Compaq Computer easily topped analysts' sales and earnings estimates in its third quarter Tuesday, raking in $550 million, or 31 cents a share, on sales of $11.2 billion.
First Call Corp. consensus expected the PC maker to earn 29 cents a share.
Compaq (NYSE: CPQ) shares closed off 70 cents to $27 ahead of the earnings report.
The $11.2 billion in sales marks a 22 percent improvement from the year-ago quarter when it earned $140 million, or 8 cents a share, on sales of $9.2 billion.
"Our results clearly demonstrate our tremendous momentum in the marketplace," said CEO Michael Capellas in a prepared release. "We increased gross margin and reduced expenses. And, most importantly, we are delivering the industry's broadest portfolio of innovative Internet products and solutions to our customers."

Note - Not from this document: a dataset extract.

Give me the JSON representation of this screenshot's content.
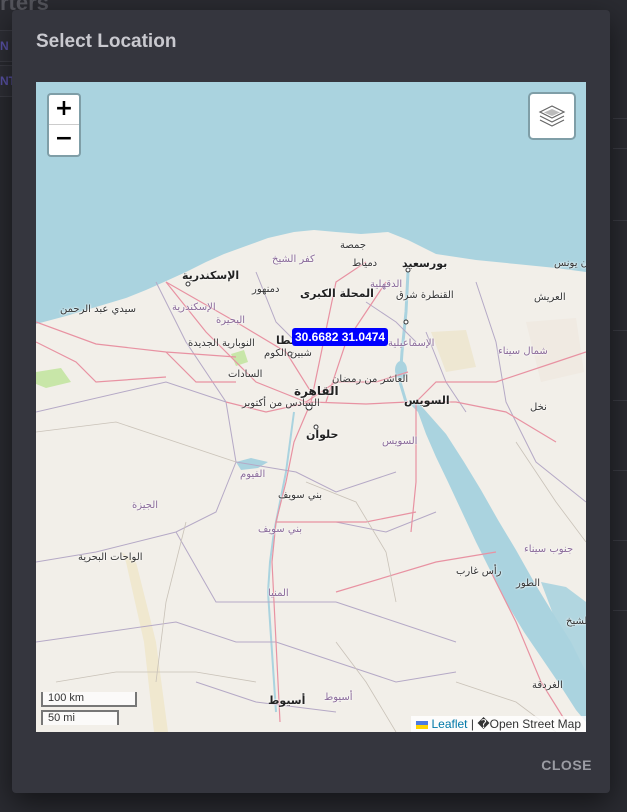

Excluding a $25 million gain from the sales of some of its Internet investments, Compaq earned 30 cents a share in the quarter.
Ahead of the earnings report, CS First Boston analyst Kevin McCarthy raised his six- to 12-month price target to $42.50 a share.
"We expect the company to report in line with the lower end of the (Wall) Street revenue range of $9.65-$9.85 billion," he wrote in a research note. "We also expect the company to report in line with the Street (earnings per share) estimate range of 25-29 cents."
Apparently McCarthy and the rest of Wall Street severely underestimated Compaq's growth this quarter.
Its commercial PC business reported sales of $3.5 billion up 28 percent from the year-ago quarter.
Consumer PC sales jumped 45 percent from the year-ago quarter to a robust $2.1 billion.
"Looking forward, we expect continued strong revenue growth," Capellas said in the release. "In 2001, we see earnings growth in excess of 40 percent, consistent with consensus estimates."
The only glitch with Compaq was its fourth quarter guidance. Officials said currency woes in Europe will shave about $100 million from fourth quarter earnings. That means Compaq earnings will be about 37 cents a share, compared to First Call Corp. consensus estimates of 41 cents a share.
Compaq gets a third of its revenue from Europe and is employing a hedging strategy to guard against currency fluctuations. Capellas said Compaq hedged the euro for the fourth quarter so it "could get on with business." Compaq is comfortable with revenue of $12.4 billion in the fourth quarter. For 2001, Compaq is comfortable with earnings estimates of $1.49 a share.
In the third quarter, Compaq's service sales fell to $1.7 billion in the quarter, off 2 percent from the same period last year.
Sales into North America shot up 27 percent from the year-ago quarter while sales in to Europe, the Middle East and Africa improved 8 percent. Sales into the Asia-Pacific region shot up 41 percent with Japan and China accounting for growth of 52 percent and 21 percent, respectively.
Gross profit margins improved to 23.9 percent, up 0.7 percent from the year-ago quarter.
Its server sales rocketed up 41 percent to $1.6 billion. Storage sales increased 9 percent to $1.4 billion with enterprise storage sales improving 44 percent.
Last quarter, Compaq met analysts' estimates when it pocketed $387 million, or 21 cents a share, on sales of $10.1 billion.
Its shares fell to a 52-week low of $18.38 last October before rallying up to a high of $35 in August.
Twenty-two of the 28 analysts tracking the stock rate it either a "buy" or "strong buy."
First Call Corp. consensus expects it to earn $1.08 a share in the fiscal year.